Saturday, April 1, 2017

Leaving the Euro Would Be Devilishly Difficult

This article poses many possible scenarios for the future of the euro and the European Union, given many factors like Brexit and the financial crisis in Greece.  If one or more members (like Greece) quit the European Union, would that actually save the euro?  Greece is clearly a lame duck, its GDP per person has fallen by 45% since late 2009 and unemployment rates have reached nearly 50%.  This is astonishing.  To make matters worse, the International Monetary Fund anticipates that Greece will never be able to repay its debts, which have reached 180% of the nation and continue to rise.  Despite their impending economic doom, Greece’s government has steadfastly rejected more austerity measures.  The article argues that Greece has not already departed from the European Union in part due to a lack of orderly procedures; if the process for leaving the euro were more clearcut, it is possible that a Greek withdrawal would become more attractive.  On the other hand, EU and other officials say that it is impossible to leave.  However, what would actually happen if Greece were to withdraw?
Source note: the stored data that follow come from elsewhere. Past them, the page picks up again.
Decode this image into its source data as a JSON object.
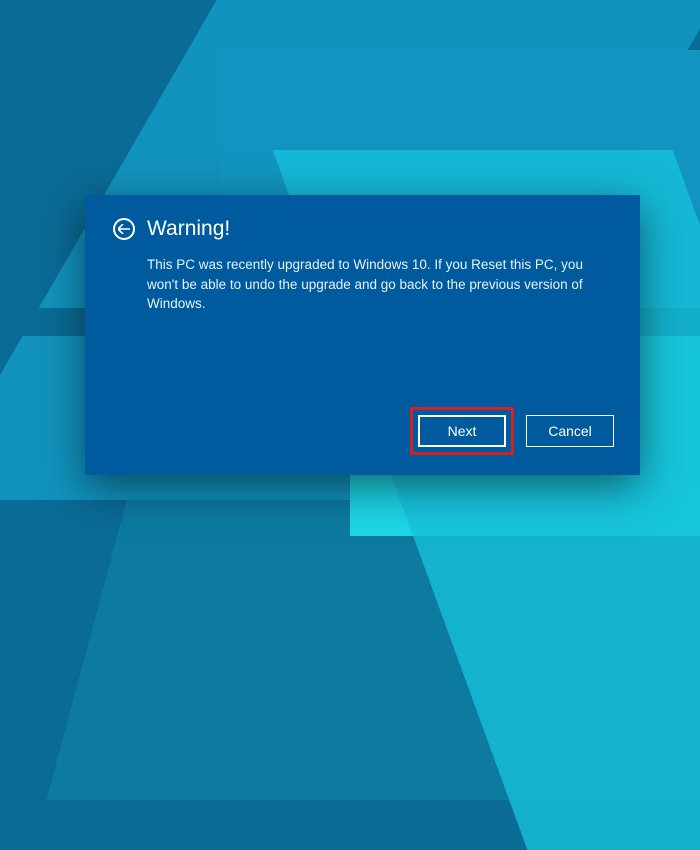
{
  "dialog": {
    "title": "Warning!",
    "message": "This PC was recently upgraded to Windows 10. If you Reset this PC, you won't be able to undo the upgrade and go back to the previous version of Windows.",
    "next_label": "Next",
    "cancel_label": "Cancel"
  },
  "colors": {
    "dialog_bg": "#005a9e",
    "highlight": "#d22222"
  }
}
The article explains that existing euro notes could continue to be used, and most Greek banks would go bust, but more stringent capital controls could be enacted.  Additionally, the ECB could provide the Bank of Greece with plenty of liquidity, and at the end of the day, the economy (particularly the tourist industry) would reap large benefits from a substantial devaluation.  A Greek departure is a frightening prospect for EU member countries; if Greek managed to leave the euro, the myth that there is no way out of the euro would be “instantly exploded” and perhaps Portugal or Italy would follow, resulting in a collapse.  The author of this article argues that this is an exaggerated prediction; Greece accounts for only 2% of the EU's GDP and would therefore not have the catastrophic impacts anticipated by many economists.  The second main objection, of course is the potential cost of “Grexit.”  Interestingly, some economists have suggested that Germany should leave the euro and rejoin later at a higher rate.  The argument is that the underlying causes of the euro’s problems are Germany’s strong competitiveness and its huge current-account surplus.  This idea, though is politically implausible.  One thing is for sure, the future of the European Union is growing increasingly unstable, and some action needs to be taken to if the Union and the euro are to be preserved.  
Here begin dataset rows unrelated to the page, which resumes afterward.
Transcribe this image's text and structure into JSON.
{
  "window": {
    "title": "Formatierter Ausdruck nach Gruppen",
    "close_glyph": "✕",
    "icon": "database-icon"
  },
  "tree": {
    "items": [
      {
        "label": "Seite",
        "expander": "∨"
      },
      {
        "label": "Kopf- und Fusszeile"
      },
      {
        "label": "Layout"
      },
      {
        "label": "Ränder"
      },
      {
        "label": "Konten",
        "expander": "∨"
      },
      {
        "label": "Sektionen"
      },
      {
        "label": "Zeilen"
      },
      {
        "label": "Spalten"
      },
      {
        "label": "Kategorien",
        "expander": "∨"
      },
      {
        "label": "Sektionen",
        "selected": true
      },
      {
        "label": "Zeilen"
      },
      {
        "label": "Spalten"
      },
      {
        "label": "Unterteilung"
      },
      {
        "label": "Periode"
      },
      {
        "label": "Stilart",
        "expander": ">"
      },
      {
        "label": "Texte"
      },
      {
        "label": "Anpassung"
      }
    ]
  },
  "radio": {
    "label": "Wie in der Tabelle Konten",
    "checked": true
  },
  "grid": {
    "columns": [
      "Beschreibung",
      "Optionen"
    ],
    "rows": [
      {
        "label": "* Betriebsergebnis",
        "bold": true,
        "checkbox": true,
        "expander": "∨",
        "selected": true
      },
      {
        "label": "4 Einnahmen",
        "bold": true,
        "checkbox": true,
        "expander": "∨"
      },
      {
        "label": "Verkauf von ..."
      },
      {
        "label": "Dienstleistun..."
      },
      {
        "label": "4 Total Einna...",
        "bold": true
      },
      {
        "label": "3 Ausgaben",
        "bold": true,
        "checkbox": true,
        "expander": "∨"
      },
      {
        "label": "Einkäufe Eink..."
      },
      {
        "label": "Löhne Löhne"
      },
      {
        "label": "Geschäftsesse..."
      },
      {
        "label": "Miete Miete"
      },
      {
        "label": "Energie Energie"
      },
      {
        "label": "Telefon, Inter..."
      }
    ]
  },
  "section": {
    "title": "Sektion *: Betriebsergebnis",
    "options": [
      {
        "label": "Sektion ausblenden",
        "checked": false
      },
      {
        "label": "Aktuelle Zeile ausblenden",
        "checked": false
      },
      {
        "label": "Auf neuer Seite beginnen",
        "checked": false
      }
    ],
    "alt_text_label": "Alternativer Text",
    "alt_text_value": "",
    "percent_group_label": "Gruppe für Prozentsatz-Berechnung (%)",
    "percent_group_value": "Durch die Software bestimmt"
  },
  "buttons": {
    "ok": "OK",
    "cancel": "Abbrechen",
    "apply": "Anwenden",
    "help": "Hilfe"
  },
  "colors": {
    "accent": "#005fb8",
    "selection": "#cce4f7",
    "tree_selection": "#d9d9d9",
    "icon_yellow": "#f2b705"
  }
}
"Leaving the Euro Would Be Devilishly Difficult." The Economist. The Economist Newspaper, 25 Mar. 2017. Web. 01 Apr. 2017.
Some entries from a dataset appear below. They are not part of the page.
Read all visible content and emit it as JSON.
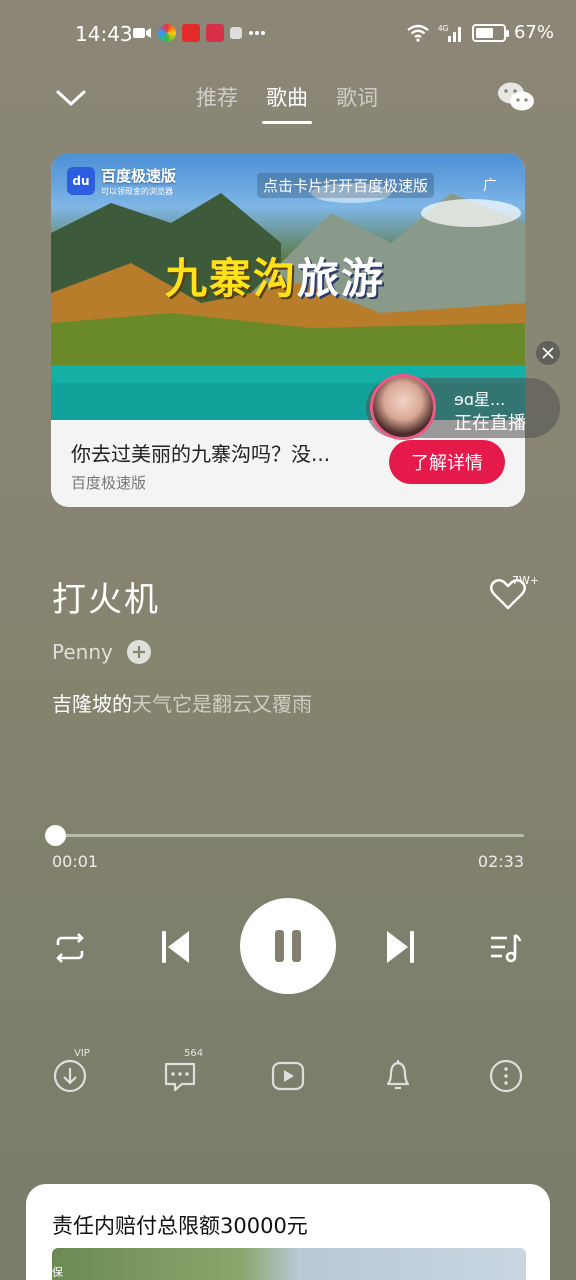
{
  "status_bar": {
    "time": "14:43",
    "battery_text": "67%",
    "battery_level": 0.67,
    "network": "4G"
  },
  "nav": {
    "tabs": [
      "推荐",
      "歌曲",
      "歌词"
    ],
    "active_tab": "歌曲"
  },
  "ad": {
    "brand_name": "百度极速版",
    "brand_sub": "可以领现金的浏览器",
    "hint": "点击卡片打开百度极速版",
    "label": "广",
    "title_yellow_1": "九寨",
    "title_yellow_2": "沟",
    "title_white": "旅游",
    "title_mid": "",
    "description": "你去过美丽的九寨沟吗？没...",
    "source": "百度极速版",
    "cta": "了解详情"
  },
  "live": {
    "name": "ɘɑ星...",
    "status": "正在直播"
  },
  "song": {
    "title": "打火机",
    "artist": "Penny",
    "like_count": "7W+",
    "lyric_sung": "吉隆坡的",
    "lyric_unsung": "天气它是翻云又覆雨"
  },
  "progress": {
    "current": "00:01",
    "total": "02:33",
    "fraction": 0.007
  },
  "actions": {
    "download_badge": "VIP",
    "comment_count": "564"
  },
  "bottom_ad": {
    "title": "责任内赔付总限额30000元",
    "brand": "蚂蚁保"
  },
  "colors": {
    "accent": "#e5194a",
    "live_ring": "#ec5a86"
  }
}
http://www.economist.com/news/special-report/21719195-it-would-not-however-be-impossible-leaving-euro-would-be-devilishly-difficult

4 comments:

Anonymous said...

One of the largest problems with the Euro is the huge gap between the economic success of many countries. There is Germany, which is incredibly successful, and then there is Greece. So, of the EU to be more successful countries need to give into the concept of a golden straightjacket and sacrifice their own success to relieve the less successful countries. With the inflexibility of some nations, others seem to continue to suffer.

Unknown said...

I agree with Elise that the economic gap between countries of Euro is too large. As we talked about in class, Germany does benefit a lot from the Euro, that's also because it takes its own advantages and uses the Euro properly. At the same time, Greece also benefits from the Euro and also the European Union. It gets money help from other Euro countries too. You are in the union, you get benefits and you should follow the rules.

Unknown said...

Also In the banking sector, non-performing loans are reaching worrying levels in some member states, especially in Cyprus, Greece, and Italy, casting doubts over the resilience of Europe's banking sector. On the fiscal side, the severe debt overhang, both in the public and the private sector, and the increasing share of countries with excessive macroeconomic imbalances, are also a possible cause of concern, as they could have detrimental effects on other member states.

Unknown said...

While I can understand the frustration of individuals within EU countries who feel that Greece is essentially "piggy-backing" off the success and economic well-being of other countries within the union while bringing little to the table in return, I could see, contrary to the author's argument, a dangerous precedent being set if Greece were to leave. Even if the economic consequences of Greece's departure were relatively manageable, the socio-political impact of such a departure could be harmful in the long run.